The Cape writers of the era helped promote the code then used it to smother their competition, creating a mono-culture in which Comics and Capes became so tightly bound that they're almost interchangable.
That's also why Eurocomics have more variety, they told the CC and the fuckers trying to push it on them to ingest cum until they saw the light and so remained wild, wooly and free to write and draw what they saw fit.
Fortunately with the upcoming death of Marvel & DC we might, MIGHT get a chance for some clawback. Who knows. A man can dream after all right?
Kayden Moore
We need one of those Yas Forums style 'Never forget what they took from you' memes but with pre Comic book code pulps.
Gavin King
American nerd culture is just very exclusive, especially when compared to manga culture which is pretty ubiquitous and can afford to appeal to different tastes.

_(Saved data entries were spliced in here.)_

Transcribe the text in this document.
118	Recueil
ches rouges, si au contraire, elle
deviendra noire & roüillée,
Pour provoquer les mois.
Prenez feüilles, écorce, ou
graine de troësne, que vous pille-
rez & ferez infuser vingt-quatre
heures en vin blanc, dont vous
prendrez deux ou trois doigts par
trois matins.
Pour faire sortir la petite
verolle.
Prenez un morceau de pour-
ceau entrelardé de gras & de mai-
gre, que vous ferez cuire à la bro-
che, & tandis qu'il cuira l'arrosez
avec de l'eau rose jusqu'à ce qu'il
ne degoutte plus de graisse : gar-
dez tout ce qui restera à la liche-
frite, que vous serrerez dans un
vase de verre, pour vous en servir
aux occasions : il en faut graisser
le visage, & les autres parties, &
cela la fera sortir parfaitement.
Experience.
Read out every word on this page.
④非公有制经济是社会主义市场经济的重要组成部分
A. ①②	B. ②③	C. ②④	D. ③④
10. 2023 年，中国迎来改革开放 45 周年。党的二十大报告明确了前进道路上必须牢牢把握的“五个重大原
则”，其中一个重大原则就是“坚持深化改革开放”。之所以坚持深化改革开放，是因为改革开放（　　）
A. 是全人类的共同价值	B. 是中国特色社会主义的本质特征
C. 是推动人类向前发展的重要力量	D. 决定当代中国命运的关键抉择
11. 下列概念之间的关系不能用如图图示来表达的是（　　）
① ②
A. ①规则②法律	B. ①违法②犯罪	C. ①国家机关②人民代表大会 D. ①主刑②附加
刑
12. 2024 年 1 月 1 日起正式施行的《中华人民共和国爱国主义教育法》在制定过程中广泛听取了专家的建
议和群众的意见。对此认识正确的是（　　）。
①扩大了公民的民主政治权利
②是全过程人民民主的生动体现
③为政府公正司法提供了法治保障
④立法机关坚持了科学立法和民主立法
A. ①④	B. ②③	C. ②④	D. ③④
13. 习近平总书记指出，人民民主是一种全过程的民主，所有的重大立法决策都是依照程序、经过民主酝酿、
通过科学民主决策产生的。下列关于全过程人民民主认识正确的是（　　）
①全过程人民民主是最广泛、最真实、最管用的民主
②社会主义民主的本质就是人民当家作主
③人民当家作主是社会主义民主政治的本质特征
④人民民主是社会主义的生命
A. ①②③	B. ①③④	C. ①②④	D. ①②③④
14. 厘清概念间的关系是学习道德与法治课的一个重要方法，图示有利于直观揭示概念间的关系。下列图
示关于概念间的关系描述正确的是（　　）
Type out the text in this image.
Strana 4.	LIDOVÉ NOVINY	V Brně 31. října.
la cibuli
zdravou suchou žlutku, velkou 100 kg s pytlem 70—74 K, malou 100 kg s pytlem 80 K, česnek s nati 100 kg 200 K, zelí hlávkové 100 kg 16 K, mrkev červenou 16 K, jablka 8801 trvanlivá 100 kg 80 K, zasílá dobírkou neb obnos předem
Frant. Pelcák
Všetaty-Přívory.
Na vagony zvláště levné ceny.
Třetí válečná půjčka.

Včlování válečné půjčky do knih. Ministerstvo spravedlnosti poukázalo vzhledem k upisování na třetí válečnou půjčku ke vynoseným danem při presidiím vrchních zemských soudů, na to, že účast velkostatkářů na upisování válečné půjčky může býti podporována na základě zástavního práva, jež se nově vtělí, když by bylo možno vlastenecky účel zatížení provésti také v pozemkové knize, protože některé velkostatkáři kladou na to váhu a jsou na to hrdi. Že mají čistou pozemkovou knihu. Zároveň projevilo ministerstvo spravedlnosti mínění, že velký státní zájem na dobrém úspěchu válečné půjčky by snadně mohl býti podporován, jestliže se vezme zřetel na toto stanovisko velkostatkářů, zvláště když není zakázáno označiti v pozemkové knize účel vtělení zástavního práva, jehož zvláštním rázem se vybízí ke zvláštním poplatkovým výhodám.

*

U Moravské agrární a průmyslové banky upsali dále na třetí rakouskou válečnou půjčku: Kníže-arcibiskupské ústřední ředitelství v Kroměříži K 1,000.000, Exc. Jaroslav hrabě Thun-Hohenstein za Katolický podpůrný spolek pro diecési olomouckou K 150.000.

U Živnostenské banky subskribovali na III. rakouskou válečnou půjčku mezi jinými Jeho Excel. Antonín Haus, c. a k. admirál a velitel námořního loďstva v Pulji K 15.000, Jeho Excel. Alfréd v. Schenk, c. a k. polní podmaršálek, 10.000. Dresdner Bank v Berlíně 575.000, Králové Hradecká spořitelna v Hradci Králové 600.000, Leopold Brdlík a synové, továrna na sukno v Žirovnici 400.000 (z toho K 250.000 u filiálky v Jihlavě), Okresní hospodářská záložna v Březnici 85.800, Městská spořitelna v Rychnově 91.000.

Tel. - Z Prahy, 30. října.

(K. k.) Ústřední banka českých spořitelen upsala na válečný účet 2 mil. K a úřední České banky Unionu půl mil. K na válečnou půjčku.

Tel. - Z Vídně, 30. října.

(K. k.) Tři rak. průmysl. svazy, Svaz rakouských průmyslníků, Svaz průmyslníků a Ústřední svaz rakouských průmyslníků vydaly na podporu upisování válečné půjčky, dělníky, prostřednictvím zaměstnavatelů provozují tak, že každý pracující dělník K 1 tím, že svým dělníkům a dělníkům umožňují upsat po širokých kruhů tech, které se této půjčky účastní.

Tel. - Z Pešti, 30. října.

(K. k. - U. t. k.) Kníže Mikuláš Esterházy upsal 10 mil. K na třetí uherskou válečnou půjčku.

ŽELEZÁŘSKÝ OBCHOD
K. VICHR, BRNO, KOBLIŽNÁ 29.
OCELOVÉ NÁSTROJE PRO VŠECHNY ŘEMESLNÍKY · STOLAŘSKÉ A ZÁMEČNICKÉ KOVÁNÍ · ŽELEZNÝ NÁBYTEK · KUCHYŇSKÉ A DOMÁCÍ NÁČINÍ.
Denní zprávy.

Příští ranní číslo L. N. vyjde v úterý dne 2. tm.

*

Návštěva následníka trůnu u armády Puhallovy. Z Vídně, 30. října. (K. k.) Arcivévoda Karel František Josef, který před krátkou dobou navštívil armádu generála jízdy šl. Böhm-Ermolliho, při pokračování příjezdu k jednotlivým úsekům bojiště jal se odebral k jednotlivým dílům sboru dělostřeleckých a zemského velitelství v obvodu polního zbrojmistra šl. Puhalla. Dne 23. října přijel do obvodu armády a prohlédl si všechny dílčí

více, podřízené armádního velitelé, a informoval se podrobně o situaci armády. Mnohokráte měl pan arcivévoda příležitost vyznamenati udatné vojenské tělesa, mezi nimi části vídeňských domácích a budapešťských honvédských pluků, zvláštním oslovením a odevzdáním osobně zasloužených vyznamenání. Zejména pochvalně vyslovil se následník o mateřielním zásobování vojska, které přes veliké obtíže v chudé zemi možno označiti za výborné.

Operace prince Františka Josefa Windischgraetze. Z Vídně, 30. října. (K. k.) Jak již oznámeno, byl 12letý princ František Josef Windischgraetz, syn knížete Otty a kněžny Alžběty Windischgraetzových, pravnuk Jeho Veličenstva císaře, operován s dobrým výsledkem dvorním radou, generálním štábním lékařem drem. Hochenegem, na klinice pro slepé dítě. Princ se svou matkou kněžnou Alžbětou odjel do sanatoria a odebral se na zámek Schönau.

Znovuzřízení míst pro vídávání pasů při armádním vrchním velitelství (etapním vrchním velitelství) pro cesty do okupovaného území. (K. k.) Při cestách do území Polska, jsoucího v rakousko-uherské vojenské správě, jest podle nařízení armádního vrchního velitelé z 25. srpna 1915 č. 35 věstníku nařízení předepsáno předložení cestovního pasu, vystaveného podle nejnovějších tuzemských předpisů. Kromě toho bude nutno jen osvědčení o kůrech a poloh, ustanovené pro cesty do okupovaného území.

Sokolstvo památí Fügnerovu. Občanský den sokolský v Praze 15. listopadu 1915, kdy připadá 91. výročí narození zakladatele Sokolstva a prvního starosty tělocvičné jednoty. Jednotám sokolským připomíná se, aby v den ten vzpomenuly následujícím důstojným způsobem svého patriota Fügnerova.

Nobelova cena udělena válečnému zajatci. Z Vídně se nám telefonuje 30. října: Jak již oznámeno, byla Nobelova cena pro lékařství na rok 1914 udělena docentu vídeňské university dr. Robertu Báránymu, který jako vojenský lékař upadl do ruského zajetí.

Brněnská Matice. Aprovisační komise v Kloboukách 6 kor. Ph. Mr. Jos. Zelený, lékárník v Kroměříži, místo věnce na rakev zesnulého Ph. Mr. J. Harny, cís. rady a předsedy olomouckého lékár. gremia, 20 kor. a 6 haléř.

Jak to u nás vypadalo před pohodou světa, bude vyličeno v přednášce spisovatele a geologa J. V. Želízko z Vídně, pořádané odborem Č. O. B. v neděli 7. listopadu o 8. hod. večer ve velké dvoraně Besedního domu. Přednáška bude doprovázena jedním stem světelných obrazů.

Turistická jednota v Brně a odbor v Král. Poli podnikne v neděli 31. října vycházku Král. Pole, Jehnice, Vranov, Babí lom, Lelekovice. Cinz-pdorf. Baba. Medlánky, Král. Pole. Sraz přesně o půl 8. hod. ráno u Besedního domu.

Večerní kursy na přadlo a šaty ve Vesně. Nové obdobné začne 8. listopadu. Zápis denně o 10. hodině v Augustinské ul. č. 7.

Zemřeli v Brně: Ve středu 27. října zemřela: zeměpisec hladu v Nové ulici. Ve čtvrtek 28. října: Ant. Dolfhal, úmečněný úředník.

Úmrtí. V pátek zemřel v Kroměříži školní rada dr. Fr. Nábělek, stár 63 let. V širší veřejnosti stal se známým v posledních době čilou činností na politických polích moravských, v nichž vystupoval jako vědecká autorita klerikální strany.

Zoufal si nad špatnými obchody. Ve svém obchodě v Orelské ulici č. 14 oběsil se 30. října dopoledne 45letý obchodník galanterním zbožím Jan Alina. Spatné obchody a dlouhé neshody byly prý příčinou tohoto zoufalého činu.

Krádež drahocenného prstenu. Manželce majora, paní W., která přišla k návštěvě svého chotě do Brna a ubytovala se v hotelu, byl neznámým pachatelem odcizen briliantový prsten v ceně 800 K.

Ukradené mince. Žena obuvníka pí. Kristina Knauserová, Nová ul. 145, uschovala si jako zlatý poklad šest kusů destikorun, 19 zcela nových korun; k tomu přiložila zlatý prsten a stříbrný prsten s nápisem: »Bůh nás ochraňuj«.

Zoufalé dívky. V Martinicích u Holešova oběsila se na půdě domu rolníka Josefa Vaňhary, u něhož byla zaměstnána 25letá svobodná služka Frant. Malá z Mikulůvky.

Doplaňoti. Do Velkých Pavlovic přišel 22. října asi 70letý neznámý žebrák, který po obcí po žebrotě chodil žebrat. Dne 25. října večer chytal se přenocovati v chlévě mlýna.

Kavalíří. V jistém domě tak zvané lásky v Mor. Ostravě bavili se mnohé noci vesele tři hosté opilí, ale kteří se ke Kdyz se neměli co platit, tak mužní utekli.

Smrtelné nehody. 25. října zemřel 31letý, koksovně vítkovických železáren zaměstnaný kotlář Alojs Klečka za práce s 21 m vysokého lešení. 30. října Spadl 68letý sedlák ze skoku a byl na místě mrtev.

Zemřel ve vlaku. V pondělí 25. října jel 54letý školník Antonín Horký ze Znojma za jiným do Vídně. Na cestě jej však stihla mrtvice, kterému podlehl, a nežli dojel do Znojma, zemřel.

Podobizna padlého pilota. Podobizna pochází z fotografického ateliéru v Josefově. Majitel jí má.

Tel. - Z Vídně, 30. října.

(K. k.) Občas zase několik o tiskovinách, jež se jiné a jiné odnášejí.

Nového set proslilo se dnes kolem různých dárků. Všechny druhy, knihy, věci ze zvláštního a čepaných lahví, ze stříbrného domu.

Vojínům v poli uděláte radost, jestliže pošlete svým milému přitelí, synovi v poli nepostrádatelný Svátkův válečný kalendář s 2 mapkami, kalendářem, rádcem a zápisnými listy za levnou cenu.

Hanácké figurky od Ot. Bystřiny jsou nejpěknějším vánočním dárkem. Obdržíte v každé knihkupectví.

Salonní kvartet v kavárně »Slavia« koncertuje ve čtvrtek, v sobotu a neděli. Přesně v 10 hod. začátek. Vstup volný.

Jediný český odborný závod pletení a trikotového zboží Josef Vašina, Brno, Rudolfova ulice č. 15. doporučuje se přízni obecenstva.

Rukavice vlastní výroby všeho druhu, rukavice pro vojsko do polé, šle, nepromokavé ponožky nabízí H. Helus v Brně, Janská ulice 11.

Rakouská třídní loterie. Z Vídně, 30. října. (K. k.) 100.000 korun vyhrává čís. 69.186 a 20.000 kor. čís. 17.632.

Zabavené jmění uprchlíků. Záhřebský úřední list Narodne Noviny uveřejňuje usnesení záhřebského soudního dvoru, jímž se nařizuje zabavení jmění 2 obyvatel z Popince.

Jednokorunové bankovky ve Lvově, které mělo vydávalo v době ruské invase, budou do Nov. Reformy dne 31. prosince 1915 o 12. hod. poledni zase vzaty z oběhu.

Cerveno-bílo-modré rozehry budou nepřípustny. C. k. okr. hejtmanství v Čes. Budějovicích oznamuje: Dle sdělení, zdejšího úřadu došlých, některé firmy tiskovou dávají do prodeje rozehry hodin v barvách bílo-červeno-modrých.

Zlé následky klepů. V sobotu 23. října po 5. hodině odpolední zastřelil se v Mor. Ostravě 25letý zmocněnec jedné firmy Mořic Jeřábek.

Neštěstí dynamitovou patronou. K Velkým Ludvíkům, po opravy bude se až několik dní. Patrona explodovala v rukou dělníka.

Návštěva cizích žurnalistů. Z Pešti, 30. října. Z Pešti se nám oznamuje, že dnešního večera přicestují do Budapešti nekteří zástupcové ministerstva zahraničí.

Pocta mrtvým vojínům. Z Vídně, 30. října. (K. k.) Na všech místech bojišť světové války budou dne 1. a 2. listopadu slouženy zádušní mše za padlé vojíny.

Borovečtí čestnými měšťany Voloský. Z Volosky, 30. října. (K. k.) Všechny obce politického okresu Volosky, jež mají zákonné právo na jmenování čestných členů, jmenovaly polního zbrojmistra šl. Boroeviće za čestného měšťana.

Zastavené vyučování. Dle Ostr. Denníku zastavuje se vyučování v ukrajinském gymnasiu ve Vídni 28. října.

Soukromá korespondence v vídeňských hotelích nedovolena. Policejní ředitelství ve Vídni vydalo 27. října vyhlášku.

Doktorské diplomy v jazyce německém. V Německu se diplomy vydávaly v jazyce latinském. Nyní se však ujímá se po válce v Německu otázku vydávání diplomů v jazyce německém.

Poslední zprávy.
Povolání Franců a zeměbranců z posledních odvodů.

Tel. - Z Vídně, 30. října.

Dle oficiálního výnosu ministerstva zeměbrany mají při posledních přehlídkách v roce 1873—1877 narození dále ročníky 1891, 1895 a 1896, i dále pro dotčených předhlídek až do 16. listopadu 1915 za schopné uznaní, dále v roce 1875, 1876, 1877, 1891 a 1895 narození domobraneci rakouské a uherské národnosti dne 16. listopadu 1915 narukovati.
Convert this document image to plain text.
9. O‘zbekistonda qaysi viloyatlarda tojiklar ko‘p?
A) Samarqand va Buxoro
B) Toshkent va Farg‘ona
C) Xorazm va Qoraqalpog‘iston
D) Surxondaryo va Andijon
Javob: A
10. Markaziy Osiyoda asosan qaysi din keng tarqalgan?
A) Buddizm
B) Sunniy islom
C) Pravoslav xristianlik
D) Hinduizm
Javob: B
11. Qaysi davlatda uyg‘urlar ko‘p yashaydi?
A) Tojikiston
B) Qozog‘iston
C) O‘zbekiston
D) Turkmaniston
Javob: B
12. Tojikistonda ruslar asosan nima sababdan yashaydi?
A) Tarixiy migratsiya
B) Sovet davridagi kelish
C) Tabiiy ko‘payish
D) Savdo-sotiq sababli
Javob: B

Comics used to be similar but the CCA did away with everything but the blandest superhero comics and that legacy lives on. I read that Alan Moore meant for Watchmen to be the death of superhero comics because he wanted comics to go back to appealing to a wider audience but ironically the opposite happened, gritty superheroes became the monoculture.
Alexander Gomez
>that explains why they only read (genre) and (entire industry) ?
Julian Parker
Bruh... I want you to go back in time and read some of those comics that were taken out by the CCA. No I'm dead serious.
Levi Garcia
what about the edgy 90s? all the zines and "alternative" stuff, where if it wasnt about serial killers, or being some faggy "it doesnt count cause theyre like demons monsters or vampires and stuff" capeshit pulled, it was shit like peter sotos where its a comic with literal interviews from actual serial killers
Dylan Jenkins
Americans would rather watch IRL sports and read about the history of them over a made-up story about them, and as others have observed- sports and other off the wall manga are rather a side-effect of manga consumption in japan over the overall commercial viability of these series. Fucking otakus will read anything and are conditioned to be good paypiggies on top of jap artists being conditioned to work their dicks off just to live as a brokedick nigga.
Nolan Watson
How are underground 'zines and niche comics going against what he said? Just because the comics code became basically nonexistent by the 90s doesn't mean the big 2 and their capeshit didn't dominate the scene up until then, and continued to affect mainstream American perception of comics to this day.
Kevin Diaz
Anthologies have been dying in Europe in the last couple of decades.
Jayden Brooks
What's this comics code everyone keeps mentioning?
how would scholastic feel about a tranny serial killer? or would that hurt their hawking crap at school book fairs
Andrew Mitchell
not everyone treats america like its the center of the universe
Mason Garcia
A lot of people neglect the sales from comics published through traditional book publishers. It's a shame, though, since they seem to be more reliable, but wouldn't have nearly the amount of output.
Jackson Campbell
Well first of all this sounds like a really shittu system and second of all I dont live in america so I'm not familiar with the way comics work over there and hell I'm not sure how comics work where I live
Hudson Myers
There is space, yes, but the north american comics market has been dominated by capeshit for so long that non-cape comics are hard to sell- the cultivated mainstream audience for north american comics are all capeshit fans and dont buy non-cape comics, and anybody that would be an audience for non-cape comics isnt exposed to them because they don't browse comic shops since 99% of the time, its capeshit. Chrissakes I can't recall the last time I've bothered to go into a comics shop over going online and ordering specifically what I want because the stores are just chock-full of capeshit and capeshit accessories, and my local one stopped carrying old shadowrun and other TTRPG shit so I just stopped going. Hell even as a kid I went to it just so I could ogle the miniatures and pick up the monthly Toyfare.